Diketahui, Satuan Polisi Pamong Praja (Satpol PP) bersama Dinas Sosial (Dinsos) Makassar dan Polrestabes Panakkukang belum lama ini menemukan anak di bawah umur terlibat prostitusi online pada 27 November 2021 lalu.
Mereka menemukan 17 pasangan muda mudi bukan pasangan suami istri, delapan laki-laki dan sembilan perempuan.
Tiga orang perempuan merupakan Pekerja Seks Komersial (PSK) yang masih di bawah umur, berusia 12-15 tahun.
"Merazia 8 pasang dan ada 3 Wanita PSK dibawa umur masing-masing 1 PSK usia 12 tahun, 2 PSK usia 15 tahun.
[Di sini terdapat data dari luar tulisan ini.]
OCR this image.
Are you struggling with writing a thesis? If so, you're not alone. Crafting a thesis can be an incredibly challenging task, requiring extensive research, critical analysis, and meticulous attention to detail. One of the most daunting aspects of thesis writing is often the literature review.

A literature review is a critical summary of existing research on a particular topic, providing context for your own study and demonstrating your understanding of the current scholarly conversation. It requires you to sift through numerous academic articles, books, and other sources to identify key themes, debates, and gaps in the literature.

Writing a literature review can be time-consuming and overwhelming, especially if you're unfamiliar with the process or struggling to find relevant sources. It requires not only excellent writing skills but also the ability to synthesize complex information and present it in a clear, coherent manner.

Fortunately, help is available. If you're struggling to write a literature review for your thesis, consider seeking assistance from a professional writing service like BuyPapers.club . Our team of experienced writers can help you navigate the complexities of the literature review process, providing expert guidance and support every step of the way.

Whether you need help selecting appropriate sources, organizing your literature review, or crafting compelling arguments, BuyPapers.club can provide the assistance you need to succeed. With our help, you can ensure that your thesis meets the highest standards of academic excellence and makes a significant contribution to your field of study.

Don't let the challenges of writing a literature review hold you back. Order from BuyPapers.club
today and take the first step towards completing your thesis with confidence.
Kita dapat mucikarinya usia 15 tahun," ujar Kepala Dinsos Makassar, Muhyiddin.
Tiga PSK yang di bawah umur dirujuk dan akan direhabilitasi di panti Panti Sosial Karya Wanita (PSKW) milik Pemprov Sulsel.
"Selanjutnya 3 PSK di bawah umur kami rujuk untuk direhab di Panti PSKW Mattiro Deceng di sana kewenangan provinsi. Dia akan direhab karena di bawah umur," katanya.
Muhyiddin mengatakan, menurut pengakuan ketiga PSK di bawah umur tersebut, mereka merupakan siswa SMP yang telah putus sekolah. Pengaruh keluarga juga menjadi salah satu faktor mereka melakukan pekerjaan haram tersebut.
"Anak ini masih usia SMP dia mengaku putus sekolah. Ada pengaruh dari keluarga juga, ada yang mengaku ditelantarkan oleh keluarganya. Ada yang sudah meninggal orang tuanya dan saudaranya sudah menikah semua," jelasnya.
Sementara satu mucikari yang ditemukan berusia 15 tahun telah diserahkan ke Polrestaber Makassar untuk melakukan pengembangan kasus anak dibawah umur yang terlibat prostitusi.
"Sementara sudah kita serahkan ke polrestabes koordinasi dengan perlindungan anak, yang kita utamakan pengembanganya apa lagi dibawah umur. Kita sita hp dan identitasnya sudah kita kantongi," terangnya
"Kami tidak akan berhenti karena kami akan terus melakukan pengembangan kasus ini. Apalagi menurut pegakuan mereka bahwa ada beberapa temanya lagi seperti itu. Makanya kita akan kembangkan," tambahnya.